Anthropic and OpenAI Face a Six-Month Test — Perplexity CEO Says 'Then It's a Problem for Them'
Perplexity AI CEO warns of potential valuation pressures for Anthropic and OpenAI if AI progress stalls

Perplexity AI chief executive, Aravind Srinivas, has warned that Anthropic and OpenAI's combined private-market valuations of roughly £1.35 trillion ($1.8 trillion) could come under pressure if either company fails to show meaningful progress in artificial intelligence within the next six months.
'If for six months you don't see a model capability advance from one of these two companies, then it's a problem for them,' Srinivas told CNBC in an interview that aired on Tuesday.
Anthropic filed a confidential draft registration statement with the US Securities and Exchange Commission on 1 June, just days after closing a £48.8 billion ($65 billion) Series H round that pushed its valuation to roughly £724 billion ($965 billion), according to TechCrunch. OpenAI submitted its own confidential S-1 on 8 June, as the BBC confirmed, a week later.

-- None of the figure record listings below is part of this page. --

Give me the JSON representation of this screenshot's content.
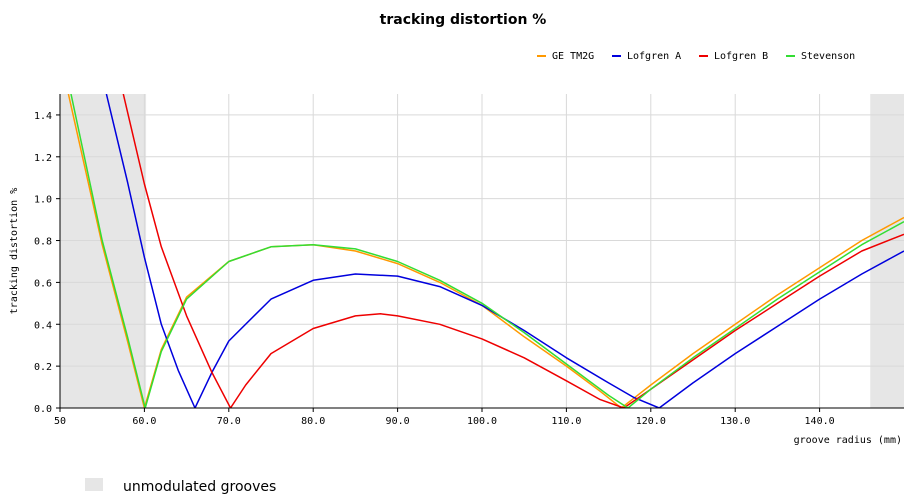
{
  "chart_data": {
    "type": "line",
    "title": "tracking distortion %",
    "xlabel": "groove radius (mm)",
    "ylabel": "tracking distortion %",
    "xlim": [
      50,
      150
    ],
    "ylim": [
      0,
      1.5
    ],
    "x_ticks": [
      "50",
      "60.0",
      "70.0",
      "80.0",
      "90.0",
      "100.0",
      "110.0",
      "120.0",
      "130.0",
      "140.0"
    ],
    "y_ticks": [
      "0.0",
      "0.2",
      "0.4",
      "0.6",
      "0.8",
      "1.0",
      "1.2",
      "1.4"
    ],
    "grid": true,
    "legend_position": "top-right",
    "shaded_regions": [
      {
        "from": 50,
        "to": 60.2
      },
      {
        "from": 146,
        "to": 150
      }
    ],
    "shaded_label": "unmodulated grooves",
    "shaded_color": "#e6e6e6",
    "series": [
      {
        "name": "GE TM2G",
        "color": "#ff9900",
        "nulls": [
          60.0,
          116.5
        ],
        "points": [
          [
            51,
            1.5
          ],
          [
            55,
            0.78
          ],
          [
            58,
            0.32
          ],
          [
            60,
            0.0
          ],
          [
            62,
            0.28
          ],
          [
            65,
            0.53
          ],
          [
            70,
            0.7
          ],
          [
            75,
            0.77
          ],
          [
            80,
            0.78
          ],
          [
            85,
            0.75
          ],
          [
            90,
            0.69
          ],
          [
            95,
            0.6
          ],
          [
            100,
            0.49
          ],
          [
            105,
            0.34
          ],
          [
            110,
            0.2
          ],
          [
            114,
            0.08
          ],
          [
            116.5,
            0.0
          ],
          [
            120,
            0.11
          ],
          [
            125,
            0.26
          ],
          [
            130,
            0.4
          ],
          [
            135,
            0.54
          ],
          [
            140,
            0.67
          ],
          [
            145,
            0.8
          ],
          [
            150,
            0.91
          ]
        ]
      },
      {
        "name": "Lofgren A",
        "color": "#0000dd",
        "nulls": [
          66.0,
          121.0
        ],
        "points": [
          [
            55.5,
            1.5
          ],
          [
            58,
            1.08
          ],
          [
            60,
            0.72
          ],
          [
            62,
            0.4
          ],
          [
            64,
            0.18
          ],
          [
            66,
            0.0
          ],
          [
            68,
            0.17
          ],
          [
            70,
            0.32
          ],
          [
            75,
            0.52
          ],
          [
            80,
            0.61
          ],
          [
            85,
            0.64
          ],
          [
            90,
            0.63
          ],
          [
            95,
            0.58
          ],
          [
            100,
            0.49
          ],
          [
            105,
            0.37
          ],
          [
            110,
            0.24
          ],
          [
            115,
            0.12
          ],
          [
            118,
            0.05
          ],
          [
            121,
            0.0
          ],
          [
            125,
            0.12
          ],
          [
            130,
            0.26
          ],
          [
            135,
            0.39
          ],
          [
            140,
            0.52
          ],
          [
            145,
            0.64
          ],
          [
            150,
            0.75
          ]
        ]
      },
      {
        "name": "Lofgren B",
        "color": "#ee0000",
        "nulls": [
          70.2,
          116.8
        ],
        "points": [
          [
            57.5,
            1.5
          ],
          [
            60,
            1.07
          ],
          [
            62,
            0.77
          ],
          [
            65,
            0.44
          ],
          [
            68,
            0.17
          ],
          [
            70.2,
            0.0
          ],
          [
            72,
            0.11
          ],
          [
            75,
            0.26
          ],
          [
            80,
            0.38
          ],
          [
            85,
            0.44
          ],
          [
            88,
            0.45
          ],
          [
            90,
            0.44
          ],
          [
            95,
            0.4
          ],
          [
            100,
            0.33
          ],
          [
            105,
            0.24
          ],
          [
            110,
            0.13
          ],
          [
            114,
            0.04
          ],
          [
            116.8,
            0.0
          ],
          [
            120,
            0.09
          ],
          [
            125,
            0.23
          ],
          [
            130,
            0.37
          ],
          [
            135,
            0.5
          ],
          [
            140,
            0.63
          ],
          [
            145,
            0.75
          ],
          [
            150,
            0.83
          ]
        ]
      },
      {
        "name": "Stevenson",
        "color": "#33dd33",
        "nulls": [
          60.1,
          117.3
        ],
        "points": [
          [
            51.3,
            1.5
          ],
          [
            55,
            0.8
          ],
          [
            58,
            0.34
          ],
          [
            60.1,
            0.0
          ],
          [
            62,
            0.27
          ],
          [
            65,
            0.52
          ],
          [
            70,
            0.7
          ],
          [
            75,
            0.77
          ],
          [
            80,
            0.78
          ],
          [
            85,
            0.76
          ],
          [
            90,
            0.7
          ],
          [
            95,
            0.61
          ],
          [
            100,
            0.5
          ],
          [
            105,
            0.36
          ],
          [
            110,
            0.21
          ],
          [
            115,
            0.06
          ],
          [
            117.3,
            0.0
          ],
          [
            120,
            0.09
          ],
          [
            125,
            0.24
          ],
          [
            130,
            0.38
          ],
          [
            135,
            0.52
          ],
          [
            140,
            0.65
          ],
          [
            145,
            0.78
          ],
          [
            150,
            0.89
          ]
        ]
      }
    ]
  }
}
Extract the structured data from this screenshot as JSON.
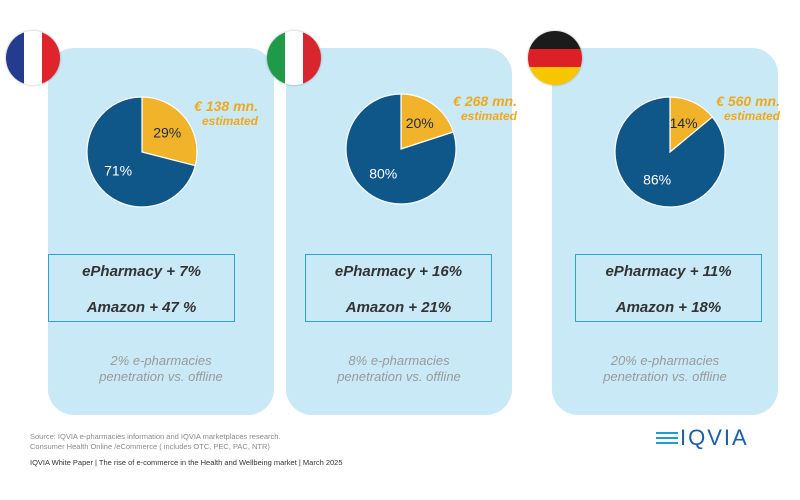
{
  "chart_data": [
    {
      "type": "pie",
      "country": "France",
      "slices": [
        {
          "label": "29%",
          "value": 29,
          "color": "#f0b32a"
        },
        {
          "label": "71%",
          "value": 71,
          "color": "#0f5689"
        }
      ],
      "annotation": {
        "amount": "€ 138 mn.",
        "note": "estimated"
      }
    },
    {
      "type": "pie",
      "country": "Italy",
      "slices": [
        {
          "label": "20%",
          "value": 20,
          "color": "#f0b32a"
        },
        {
          "label": "80%",
          "value": 80,
          "color": "#0f5689"
        }
      ],
      "annotation": {
        "amount": "€ 268 mn.",
        "note": "estimated"
      }
    },
    {
      "type": "pie",
      "country": "Germany",
      "slices": [
        {
          "label": "14%",
          "value": 14,
          "color": "#f0b32a"
        },
        {
          "label": "86%",
          "value": 86,
          "color": "#0f5689"
        }
      ],
      "annotation": {
        "amount": "€ 560 mn.",
        "note": "estimated"
      }
    }
  ],
  "cards": [
    {
      "growth1": "ePharmacy + 7%",
      "growth2": "Amazon + 47 %",
      "note1": "2% e-pharmacies",
      "note2": "penetration vs. offline"
    },
    {
      "growth1": "ePharmacy + 16%",
      "growth2": "Amazon + 21%",
      "note1": "8% e-pharmacies",
      "note2": "penetration vs. offline"
    },
    {
      "growth1": "ePharmacy + 11%",
      "growth2": "Amazon + 18%",
      "note1": "20% e-pharmacies",
      "note2": "penetration vs. offline"
    }
  ],
  "source": {
    "line1": "Source: IQVIA e-pharmacies information and IQVIA marketplaces research.",
    "line2": "Consumer Health Online /eCommerce ( includes OTC, PEC, PAC, NTR)"
  },
  "footer": "IQVIA White Paper  |  The rise of e-commerce in the Health and Wellbeing market  |  March 2025",
  "logo": "IQVIA",
  "colors": {
    "card": "#c9e9f7",
    "accent": "#f0a81c",
    "navy": "#0f5689",
    "box_border": "#2aa4d4"
  }
}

£1.35T in Valuations Heading to Public Markets
Srinivas, whose AI search start-up is valued at roughly £15 billion ($20 billion), said both frontier labs currently deserve their valuations because they sit 'on the frontier' of AI development. He added that there is no sign of a slowdown at present.
The six-month window he described aligns with the period in which both companies are expected to complete the IPO process. OpenAI is working with Goldman Sachs and Morgan Stanley on a potential listing as early as the autumn, according to Bloomberg. Anthropic has not named underwriters or disclosed a target date but said its proposed listing would depend on market conditions.
OpenAI, the maker of ChatGPT, carries a valuation of approximately £639 billion ($852 billion) after raising £91.5 billion ($122 billion) in March. The company said it has not settled on timing. 'There are things we want to do that are likely easier as a private company,' it said in the filing announcement.
Both valuations were set in private funding rounds with limited financial disclosure. A public listing would expose full financial statements — revenue, margins, cash burn — for the first time.
OpenAI disclosed earlier this year that it generates roughly £1.5 billion ($2 billion) in monthly revenue, up from approximately £750 million ($1 billion) per quarter at the end of 2024. Anthropic has not released comparable figures.
SpaceX Debut as a Leading Indicator
Both AI companies will list into a market already shaped by one large flotation. SpaceX, Elon Musk's rocket and satellite venture, is set to begin trading this week with a target valuation of roughly £1.5 trillion ($2 trillion). The company aims to raise more than £56.3 billion ($75 billion) — which would surpass Saudi Aramco's £22.1 billion ($29.4 billion) raise in 2019 as the largest IPO on record.
Srinivas said the SpaceX listing will serve as an early signal for the AI offerings. 'The SpaceX IPO this week will definitely be a leading indicator of how Anthropic or OpenAI will go out,' he told CNBC.
Perplexity Holds to Its Own 2028 Timeline
Srinivas said Perplexity has been planning a 2028 listing independent of its larger rivals. 'Agnostic of these two companies, we were planning for something in 2028, so that still remains the case,' he said.
He acknowledged, however, that poor outcomes for the bigger listings would have consequences. 'I certainly think there will be ripple effects if they don't go well, like there is no sugar coating on that.'
Perplexity chief business officer Dmitry Shevelenko told Reuters separately that the company has been able to build a 'healthy, high-growth business' by consistently holding 2028 as its earliest target date.
Srinivas also addressed enterprise AI spending, another factor weighing on the sector's outlook.
OpenAI CEO Sam Altman has acknowledged that the cost companies are paying for AI tools has become a 'huge issue', according to CNBC. That cost pressure is expected to feature in both companies' prospectuses when they become public.